The plans – being promoted to an international audience at this week’s global MIPIM real estate conference in Cannes – build on 60 years of involvement in the space sector at the University of Leicester, which currently has 10 instruments either in space or heading up there in the coming months.

Will Wells, the university’s commercial director, said the launch of Space City Leicester would do even more to put Leicester on the map.

He said: “This is about ambition. Media City has been transformative for Salford so why shouldn’t we occupy a similar space here in Leicester.

“The East Midlands has always under-performed badly for foreign investment, but one of the headline features of what’s happened in the last few years is that we have turned the dial for international companies.

“We hope to build a satellite facility at the Space Park, but it is early days. There’s a big opportunity to make volumes of small satellites in the UK and we’re working principally with the private sector to bring forward a business model.

“It’s very much part of our ambition and we would like to think we would have something concrete in the next two to two-and-a-half years. We’ve got a third of the Space Park site still available to develop and an existing community of companies based here.

“A lot of people don’t realise that there are currently only around 3-4,000 satellites in orbit. That figure is set to grow exponentially around things like earth monitoring and communications so there are big growth opportunities.

“The aspiration is for the UK to become a launch nation –from Cornwall and Scotland – for low earth orbit satellites.

“Investment in phase three of the Space Park would be in the tens of millions of pounds, and because it’s about advanced manufacturing, so job creation will be in the low hundreds.”

Leicester City Mayor Sir Peter Soulsby said further planned expansion within Space City Leicester would meet demand from businesses keen to locate here from the UK and overseas.

University of Leicester President and Vice-Chancellor Professor Nishan Canagarajah called the plans a “launchpad for an exciting new chapter in our city’s space history”.

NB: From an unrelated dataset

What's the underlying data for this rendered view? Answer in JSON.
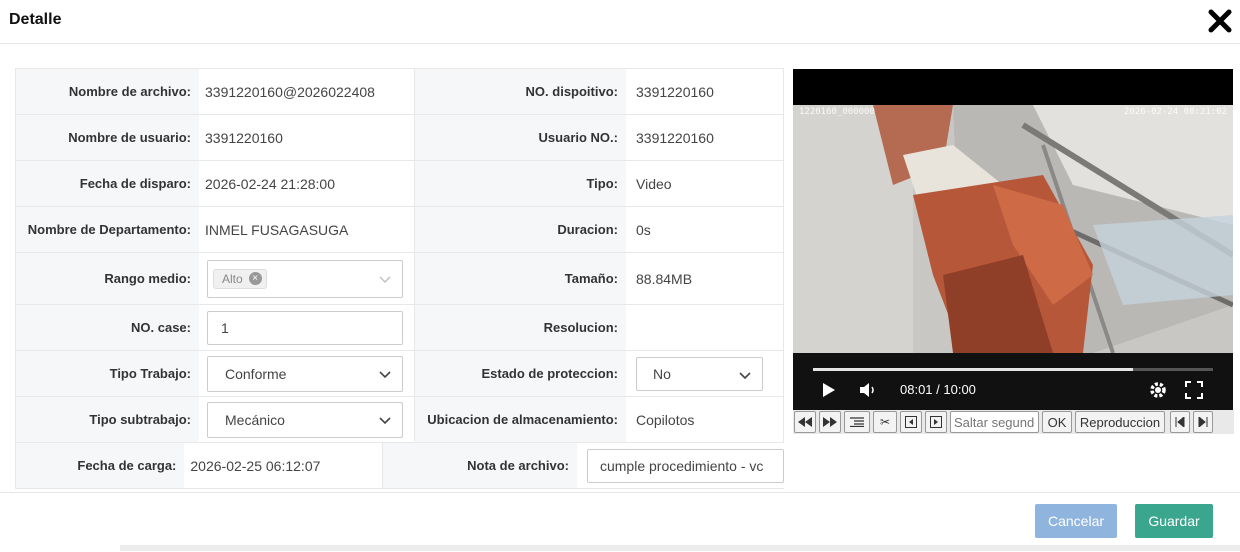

He said: “From its beginnings 60 years ago at the University, we have grown space activity to unlock its huge potential to advance learning, to stimulate inward investment, innovation and growth and to address the challenging problems of our time.

“Space City Leicester is exciting, it is bold and it is built upon a heritage of success. I would like to thank all our supporters, industrial partners, LLEP (Leicester and Leicestershire Economic Partnership) and the Leicester City Council for their steadfast commitment to this ambitious endeavor.”

LLEP co-chair Andy Reed OBE said: “Space City Leicester combines world-leading expertise with major assets such as Space Park Leicester and the National Space Centre to boldly build on what we have here in Leicester and Leicestershire.

“It will create a world-leading cluster of research and development that will bring growth, investment, and many hundreds of jobs to our region.”